What is your favorite RIT event and why?

So far, my favorite RIT event was the interfaith dialogue hosted last fall called “In Loving Memory…” in which all participants were asked to share stories and ways that they honor their loved ones who have passed. It was a small event, about thirty people attended, but it was very moving. I was deeply touched by how willing people were to open up and share and how compassionately they listened to and were touched by each other’s stories. A close runner up was the program sponsored by Advance RIT that brought the Michigan Players to campus to demonstrate to faculty and staff through dramatic skits the impact that marginalization and oppression can have on students, even when unintentional or seemingly small incidents. I think dramatic demonstrations like that have a lot of power to illustrate how different people experience the campus climate in relation to diverse identities.


What is your favorite/best RIT memory?

My favorite memory is also one of my saddest, but I was deeply gratified by the turnout at our Prayer for Solidarity with the Jewish Community following the Pittsburg synagogue shooting last October. We organized that service on 48-hours notice and ten religious leaders stepped up to offer words, songs, and prayers of consolation and comfort, and over 70 students, faculty, and staff attended, including President Munson and his wife. Most importantly, the students shared with me afterward how impactful the service and the turnout was to them. I was just so proud to be part of such a responsive and compassionate community.


What is one thing about you the RIT community might not know?

My original career path was to be an architect. I got all the way through graduate school for dual masters degrees in architecture and community planning before my path shifted to become a chaplain and focus on spiritual life in higher education.

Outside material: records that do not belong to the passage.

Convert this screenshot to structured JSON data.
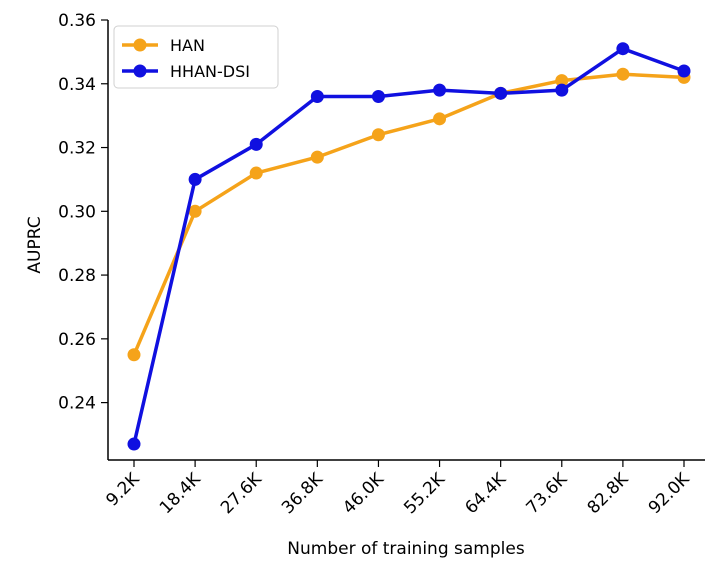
{
  "chart_data": {
    "type": "line",
    "title": "",
    "xlabel": "Number of training samples",
    "ylabel": "AUPRC",
    "categories": [
      "9.2K",
      "18.4K",
      "27.6K",
      "36.8K",
      "46.0K",
      "55.2K",
      "64.4K",
      "73.6K",
      "82.8K",
      "92.0K"
    ],
    "ylim": [
      0.222,
      0.36
    ],
    "yticks": [
      "0.24",
      "0.26",
      "0.28",
      "0.30",
      "0.32",
      "0.34",
      "0.36"
    ],
    "grid": false,
    "legend_position": "top-left",
    "series": [
      {
        "name": "HAN",
        "color": "#F5A31A",
        "values": [
          0.255,
          0.3,
          0.312,
          0.317,
          0.324,
          0.329,
          0.337,
          0.341,
          0.343,
          0.342
        ]
      },
      {
        "name": "HHAN-DSI",
        "color": "#1010E0",
        "values": [
          0.227,
          0.31,
          0.321,
          0.336,
          0.336,
          0.338,
          0.337,
          0.338,
          0.351,
          0.344
        ]
      }
    ]
  }
}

What is a project (personal or professional) that you are most excited about lately?

The most exciting professional project on my horizon is our next interfaith dialogue, which is called “Scientists on Spirituality” and will be held on Friday, March 1st, in Allen Chapel at 4:30 pm. We have four great panelists recruited from among the RIT faculty (two chemists, a physicist, and a mathematician) who will talk about how they live spiritual lives as scientists. The most exciting personal project is the ongoing effort to turn my dissertation into the first English-language textbook for training Buddhist chaplains. That’s how I spend my Saturday and Sunday mornings at the moment.


To date, what are you most proud of?

I’m very proud to work at RIT. Every day, I walk from my car to my office and think “I’m so glad I work here.” I hope that doesn’t change anytime soon.